При этом небезосновательно Линча можно бы было упрекнуть в рефлексивной мизантропии и намеренной многозначительности, таким образом упростив его самость до пресловутого зеро, однако неизменным в его кинокарьере оставался единый социально-сатирический ракурс, который разве что в постмиллениумный период режиссёра вылился в эсхатологическую фрустрацию «Страны дураков», едва ли по чистой случайности вышедшей в одночасье с «Кроликами» — имманентным кошмаром бессознательного, попутно иронизирующим над эстетикой ситуационных телевизионных комедий. То есть, с одинаковой долей вероятности можно предположить, что сон безымянного героя «Страны дураков» это и есть те самые кролики в терминальной стадии собственной шизофагии, так и наоборот — потусторонний мир «Кроликов» является всего лишь отражением «Страны дураков», существующих во множестве бесконечностей собственных воплощений. Но без наличия как таковой гиперреальной проекции.

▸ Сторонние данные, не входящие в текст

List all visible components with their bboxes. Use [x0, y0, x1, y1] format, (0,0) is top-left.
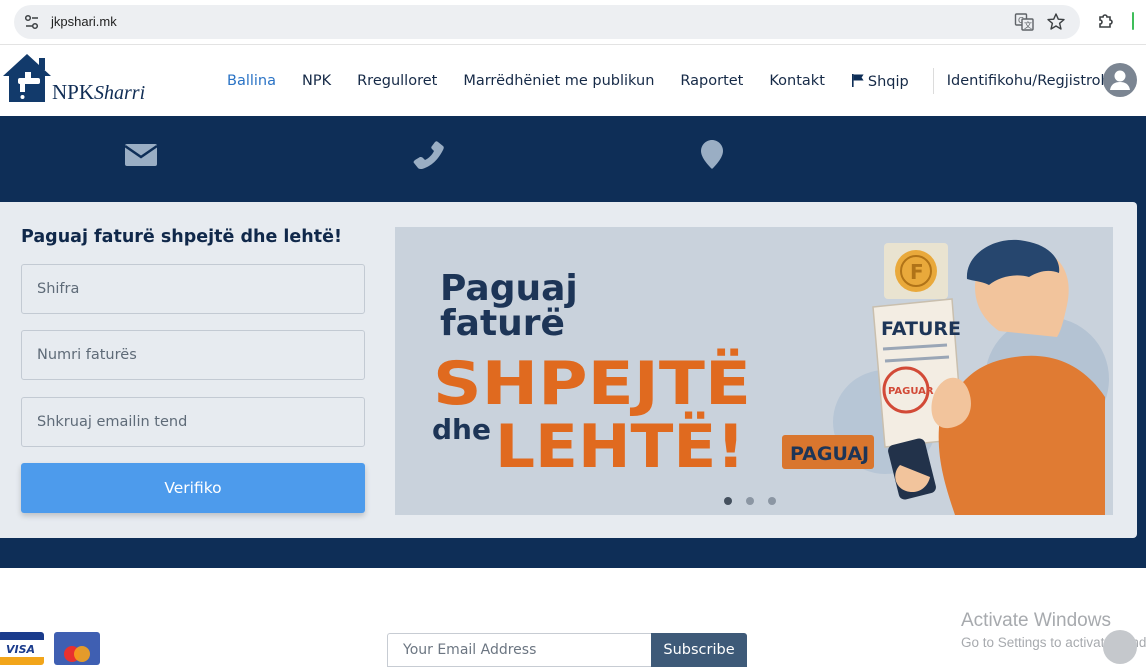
bookmark-star-icon[interactable]	[1046, 12, 1066, 32]
site-header: NPKSharri Ballina NPK Rregulloret Marrëd…	[0, 46, 1146, 116]
address-bar[interactable]: jkpshari.mk G 文	[14, 5, 1080, 39]
envelope-icon[interactable]	[124, 138, 158, 170]
stamp-label: PAGUAR	[888, 386, 934, 397]
pay-tag-label: PAGUAJ	[790, 443, 869, 465]
newsletter-email-input[interactable]	[387, 633, 652, 667]
translate-icon[interactable]: G 文	[1014, 12, 1034, 32]
language-label: Shqip	[867, 73, 909, 90]
nav-item-marredheniet[interactable]: Marrëdhëniet me publikun	[450, 73, 667, 89]
profile-indicator	[1132, 12, 1134, 30]
nav-divider	[932, 68, 934, 94]
main-nav: Ballina NPK Rregulloret Marrëdhëniet me …	[214, 46, 1119, 116]
phone-icon[interactable]	[412, 138, 446, 170]
code-input[interactable]	[21, 264, 365, 314]
site-footer: VISA Subscribe Activate Windows Go to Se…	[0, 568, 1146, 667]
banner-line2: faturë	[440, 303, 565, 344]
carousel-dot-1[interactable]	[724, 497, 732, 505]
invoice-label: FATURE	[881, 318, 961, 340]
payment-form-title: Paguaj faturë shpejtë dhe lehtë!	[21, 227, 342, 247]
language-selector[interactable]: Shqip	[838, 73, 922, 90]
payment-card: Paguaj faturë shpejtë dhe lehtë! Verifik…	[0, 202, 1137, 538]
promo-banner-carousel[interactable]: Paguaj faturë SHPEJTË dhe LEHTË! F FATUR…	[395, 227, 1113, 515]
visa-text: VISA	[6, 643, 35, 656]
nav-item-rregulloret[interactable]: Rregulloret	[344, 73, 450, 89]
coin-label: F	[910, 260, 924, 284]
user-icon	[1110, 70, 1130, 90]
banner-line4-small: dhe	[432, 413, 491, 446]
house-tap-icon	[3, 54, 51, 102]
banner-line4-big: LEHTË!	[495, 410, 745, 482]
subscribe-button[interactable]: Subscribe	[651, 633, 747, 667]
logo-text: NPKSharri	[52, 80, 145, 105]
browser-toolbar: jkpshari.mk G 文	[0, 0, 1146, 45]
nav-item-kontakt[interactable]: Kontakt	[756, 73, 838, 89]
nav-item-raportet[interactable]: Raportet	[667, 73, 756, 89]
map-marker-icon[interactable]	[695, 138, 729, 170]
banner-line3: SHPEJTË	[433, 347, 751, 419]
logo-text-script: Sharri	[94, 82, 146, 104]
visa-logo: VISA	[0, 632, 44, 665]
url-text[interactable]: jkpshari.mk	[51, 14, 117, 29]
logo-text-main: NPK	[52, 80, 95, 104]
user-avatar[interactable]	[1103, 63, 1137, 97]
mastercard-logo	[54, 632, 100, 665]
svg-text:文: 文	[1024, 20, 1032, 30]
email-input[interactable]	[21, 397, 365, 447]
extensions-puzzle-icon[interactable]	[1096, 11, 1116, 31]
flag-icon	[851, 73, 864, 87]
carousel-dot-2[interactable]	[746, 497, 754, 505]
nav-item-npk[interactable]: NPK	[289, 73, 344, 89]
invoice-number-input[interactable]	[21, 330, 365, 380]
npk-sharri-logo[interactable]: NPKSharri	[0, 52, 160, 110]
nav-item-ballina[interactable]: Ballina	[214, 73, 289, 89]
watermark-title: Activate Windows	[961, 610, 1111, 631]
site-settings-icon[interactable]	[23, 13, 41, 31]
promo-illustration: Paguaj faturë SHPEJTË dhe LEHTË! F FATUR…	[432, 239, 1109, 515]
verify-button[interactable]: Verifiko	[21, 463, 365, 513]
carousel-indicators	[724, 497, 776, 505]
login-register-link[interactable]: Identifikohu/Regjistrohu	[944, 73, 1119, 89]
facebook-icon[interactable]	[1103, 630, 1137, 664]
carousel-dot-3[interactable]	[768, 497, 776, 505]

Между тем, радикальный анимационный проект «Страна дураков» 2002 года видится не только неожиданным возвращением Линча после посткинематографического «Малхолланд Драйв» к нарочито нервной и неряшливо хаотичной психоделике «Шестерки блюющих», но и воспринимается как авторский ответ строго по хардкору более цветастому и понятному буйству популярной мультипликационной сатиры «Симпсонов» и «Южного парка», отличаясь в большей степени своей брутальностью и высоким уровнем антиамериканской в сущности патетики, хотя «Страна дураков», в которой концентрация абсурдных условностей густа до состояния ложечной эрекции, это таки просто общее резчайшее и жутчайшее, с точки зрения своей анимационной подачи, особенно, изобличение нравов белого отребья, малоинтеллектуального большинства, пресловутой толпы, из которой Дэвид Линч выудил некую исключительную частность и препарировал ее с особым вниманием и даже удовольствием. При этом, говоря о социальных низах, Линч использует в общем-то типичную для них лексику, что вкупе с примитивной, даже не карикатурной, а по-детски корявой анимацией, схематичной и статичной, создает как эффект полного узнавания, радикального отзеркаливания самое себя, так и несоизмеримо больший аффект тотального отторжения, отвержения, отвращения и к образу жизни и мыслей, так и к физическому воплощению пресловутого «человека толпы». Есть в этой гротескной вакханалии что-то и от Джона Уотерса времен «Отстойного мира» и «Множественных маньяков» — такая же анархия и антиэстетика, воспринимаемая как некий аутентичный гипертекстуальный антиметод, лишающий зрителя любого права на катарсис. Линч даже не смеется над этим обывателем, ни о какой авторской мягкости в отношении такого (анти)героя речи не идёт, но презирает и глубоко ненавидит, заставляя и зрителей, благодаря успешно примененной трансгрессивной постановочной методике, совершенно не сопереживать главному персонажу. В его таких странных и страшных преимущественно происшествиях, буквально вобравших в себя всю вселенскую ничтожность человека, для которого его идиотизм — единственное спасение.